Talvez seja melhor assim. O presidencialismo entre nós concentra poderes excessivos nas mãos de uma só pessoa. E isso não é bom para uma democracia que atravessa pela primeira vez dentro da normalidade três sucessões consecutivas. Fernando Henrique recebeu a faixa presidencial de Itamar e a repassou a Lula, que a repassará a Dilma.
O primeiro momento de Lula como presidente da República foi de natural perplexidade. Seria possível a um ex-pau de arara e ex-favelado, que passara fome e sequer completara os estudos, acabar eleito para governar seu país? Depois de ter sido derrotado três vezes, Lula custou a acreditar.
O segundo momento foi de pavor. Coincidiu com o escândalo do mensalão, que levou Lula, em julho de 2005, deprimido por uns tragos tomados a mais, a falar em renúncia ao mandato. Soubera que o publicitário Marcos Valério, um dos operadores do pagamento de propinas a deputados, ameaçava contar tudo.
O então ministro José Dirceu, chefe da Casa Civil, foi acionado para negociar o silêncio de Valério e assim sossegar Lula. Teve êxito. Mas dali a mais um mês ou dois, obrigado a pedir demissão, reassumiu a vaga de deputado federal para ser cassado. Enfim, era preciso entregar alguma cabeça coroada para que Lula preservasse a sua.

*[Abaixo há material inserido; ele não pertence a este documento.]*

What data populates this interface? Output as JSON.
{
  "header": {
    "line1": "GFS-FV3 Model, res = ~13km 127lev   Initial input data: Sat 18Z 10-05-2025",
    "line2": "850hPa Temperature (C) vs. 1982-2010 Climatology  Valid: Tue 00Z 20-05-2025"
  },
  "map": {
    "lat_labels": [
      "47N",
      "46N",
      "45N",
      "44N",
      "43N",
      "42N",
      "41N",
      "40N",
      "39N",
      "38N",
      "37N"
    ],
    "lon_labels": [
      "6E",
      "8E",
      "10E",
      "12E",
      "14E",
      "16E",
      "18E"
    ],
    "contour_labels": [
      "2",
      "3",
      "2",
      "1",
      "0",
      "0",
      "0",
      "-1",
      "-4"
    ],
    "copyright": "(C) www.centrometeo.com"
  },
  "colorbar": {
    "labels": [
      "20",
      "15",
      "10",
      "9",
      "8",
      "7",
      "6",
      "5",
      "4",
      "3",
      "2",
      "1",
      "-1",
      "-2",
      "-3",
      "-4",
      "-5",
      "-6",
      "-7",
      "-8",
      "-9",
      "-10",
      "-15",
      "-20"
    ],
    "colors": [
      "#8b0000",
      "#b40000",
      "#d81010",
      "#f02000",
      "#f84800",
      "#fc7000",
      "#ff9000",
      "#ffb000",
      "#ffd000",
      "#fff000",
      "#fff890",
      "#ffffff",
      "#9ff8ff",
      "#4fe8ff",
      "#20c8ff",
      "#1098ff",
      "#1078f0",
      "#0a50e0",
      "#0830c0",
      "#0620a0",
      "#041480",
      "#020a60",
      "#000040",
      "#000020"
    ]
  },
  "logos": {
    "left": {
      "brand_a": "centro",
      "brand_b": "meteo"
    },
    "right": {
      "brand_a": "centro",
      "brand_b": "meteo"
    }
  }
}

O terceiro momento de Lula na Presidência foi de esplendor. E de puro encantamento com ele mesmo. Reeleito em 2006, amparado por uma economia em expansão e idolatrado pela clientela dos programas sociais, passou a se comportar como um enviado de Deus. Ninguém mais do que ele alimentou o culto à própria imagem.
Por pouco não caiu na tentação de gastar parte de sua popularidade para vencer no Congresso a batalha por mais um mandato. Sondou a respeito governadores do PT e de outros partidos, além de auxiliares próximos. E aborreceu-se com alguns que se opuseram à ideia com veemência. Alô, alô, governador Jaques Wagner, da Bahia!
Está de saída porque não tem outro jeito. Mas deixa em seu lugar uma aliada fiel. Que a ele, unicamente a ele, deve sua eleição. E que ele espera que lhe seja fiel até o último dos seus dias na Presidência. Que dia será esse? Por ora, Dilma não faz ideia. Lula deve fazer, mas não conta a ninguém. Até porque pode mudar de ideia.
Lula abusa da credulidade dos brasileiros quando reescreve a história do país como se ela pudesse ser dividida em duas fases: antes dele e depois dele. Os desafetos de Lula incorrem no mesmo erro quando defendem a tese de que ele se limitou a dar continuidade à política herdada dos seus antecessores – além de ter tido muita sorte.
Nenhum presidente fez tanto pelos brasileiros mais pobres do que Lula – e esse será seu grande legado. Em oito anos de governo, o número de pobres foi reduzido a menos da metade. O programa Bolsa Família é uma invenção do governo anterior, eu sei. Mas foi com Lula que se expandiu e hoje atende a quase 13 milhões de famílias.
Quem elege os governantes numa democracia é o povo. Quem tem mais autoridade para julgá-los é ele. Lula foi tolerante e cúmplice com o desrespeito à moralidade pública? Foi. Mas nem isso o impediu de chegar ao fim do governo com a aprovação de 83% dos seus conterrâneos. Tamanho grau de aprovação é um equívoco? Bobagem!
É fato que o povo, só por deter a autoridade suprema numa democracia, não é necessariamente sábio. Mas aonde um regime de sábios, respeitando os direitos do povo, foi capaz de conduzi-lo a uma situação melhor? Recolha-se a São Bernardo do Campo, Lula! Tome uma por mim. E deixe Dilma acertar ou errar em paz.